Peki bu nasıl sağlanabilir?
Öncelikle, seçmenlerin oy verme davranışında belirleyici olan kutuplaştırma siyasetinin etkisinin azaltılması gerekiyor. Bunun olması için, daha tanıdık gelen isimler bularak karşı bloktan oy çalma üzerine taktik hesaplardan vazgeçilip, başta ekonomi olmak üzere temel meselelerle ilgili tartışmaların açılabilmesi ve geniş bir alana taşınması lazım. Bunun için de öncelikli olarak yerelden başlayarak alanda siyaset yapılabilmeli, aktörlerin değil temel taleplerin tartışılabildiği platformlar oluşturulabilmeli
Muhalefet yerel seçimleri avantaja dönüştürebilir mi?

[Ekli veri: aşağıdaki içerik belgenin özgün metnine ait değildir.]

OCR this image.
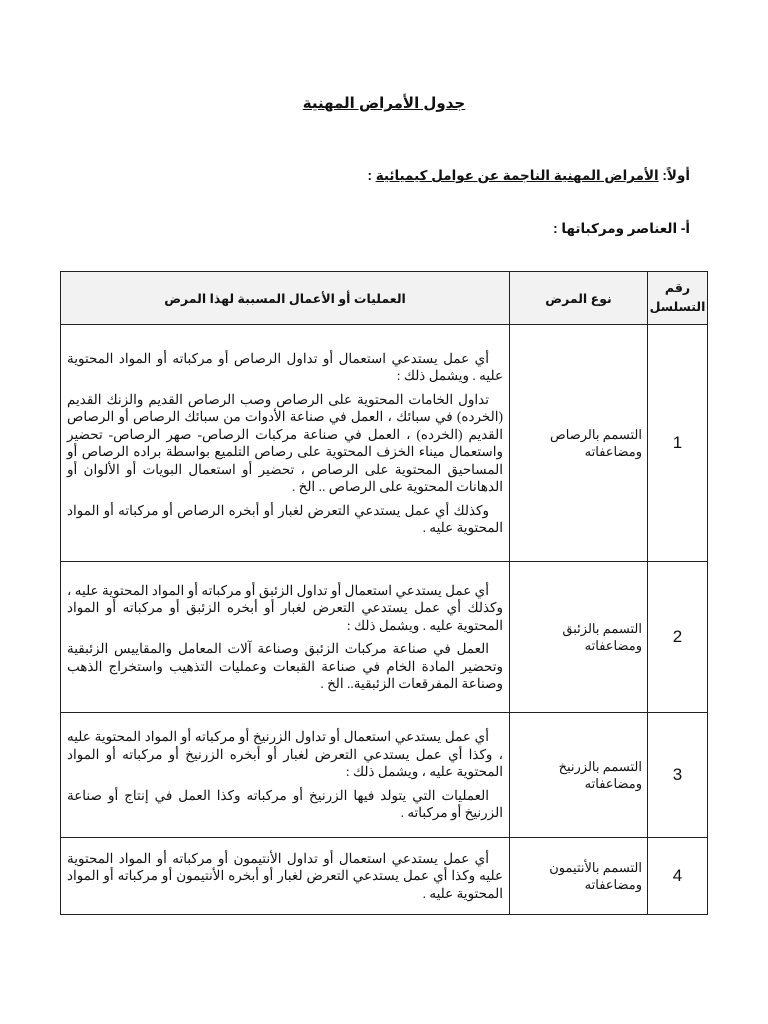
جدول الأمراض المهنية
أولاً: الأمراض المهنية الناجمة عن عوامل كيميائية :
أ- العناصر ومركباتها :
رقم التسلسل	نوع المرض	العمليات أو الأعمال المسببة لهذا المرض
1	التسمم بالرصاص ومضاعفاته	أي عمل يستدعي استعمال أو تداول الرصاص أو مركباته أو المواد المحتوية عليه . ويشمل ذلك :

تداول الخامات المحتوية على الرصاص وصب الرصاص القديم والزنك القديم (الخرده) في سبائك ، العمل في صناعة الأدوات من سبائك الرصاص أو الرصاص القديم (الخرده) ، العمل في صناعة مركبات الرصاص- صهر الرصاص- تحضير واستعمال ميناء الخزف المحتوية على رصاص التلميع بواسطة براده الرصاص أو المساحيق المحتوية على الرصاص ، تحضير أو استعمال البويات أو الألوان أو الدهانات المحتوية على الرصاص .. الخ .

وكذلك أي عمل يستدعي التعرض لغبار أو أبخره الرصاص أو مركباته أو المواد المحتوية عليه .

2	التسمم بالزئبق ومضاعفاته	أي عمل يستدعي استعمال أو تداول الزئبق أو مركباته أو المواد المحتوية عليه ، وكذلك أي عمل يستدعي التعرض لغبار أو أبخره الزئبق أو مركباته أو المواد المحتوية عليه . ويشمل ذلك :

العمل في صناعة مركبات الزئبق وصناعة آلات المعامل والمقاييس الزئبقية وتحضير المادة الخام في صناعة القبعات وعمليات التذهيب واستخراج الذهب وصناعة المفرقعات الزئبقية.. الخ .

3	التسمم بالزرنيخ ومضاعفاته	أي عمل يستدعي استعمال أو تداول الزرنيخ أو مركباته أو المواد المحتوية عليه ، وكذا أي عمل يستدعي التعرض لغبار أو أبخره الزرنيخ أو مركباته أو المواد المحتوية عليه ، ويشمل ذلك :

العمليات التي يتولد فيها الزرنيخ أو مركباته وكذا العمل في إنتاج أو صناعة الزرنيخ أو مركباته .

4	التسمم بالأنتيمون ومضاعفاته	أي عمل يستدعي استعمال أو تداول الأنتيمون أو مركباته أو المواد المحتوية عليه وكذا أي عمل يستدعي التعرض لغبار أو أبخره الأنتيمون أو مركباته أو المواد المحتوية عليه .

Aslında bu açıdan yerel seçimler genel seçimlere göre daha avantajlı zemin yaratır. Çünkü yerel seçimlerin doğası gereği genel blok tercihleri yerine yerel sorunlar öne çıkar. Önümüzdeki günlerde daha da keskinleşeceği anlaşılan ekonomik kriz konjonktürü, giderek daha yakıcı hale gelen baskı ve hukuksuzluk bu durumu yaratan bütün kaynak sorunlar işaret edilerek ortaya konulmalı. Bu pencereden bakıldığında CHP’nin de mevcut ekonomik-siyasi tercihleri daha iyi uygulama iddiasından daha fazlasını öneren, daha cesur bir çizgi ve program ortaya koyması gerekir. Ve muhalefet dinamiklerinin, demokrasi güçlerinin daha yüksek bir ortak zemin üretmesine imkan yaratması, içine kapanmak yerine, yeni alanlara açılması gerekir. Muhalefetin dar mutabakatlar için değil, geniş ortaklıklar için çaba göstermesi gerekli.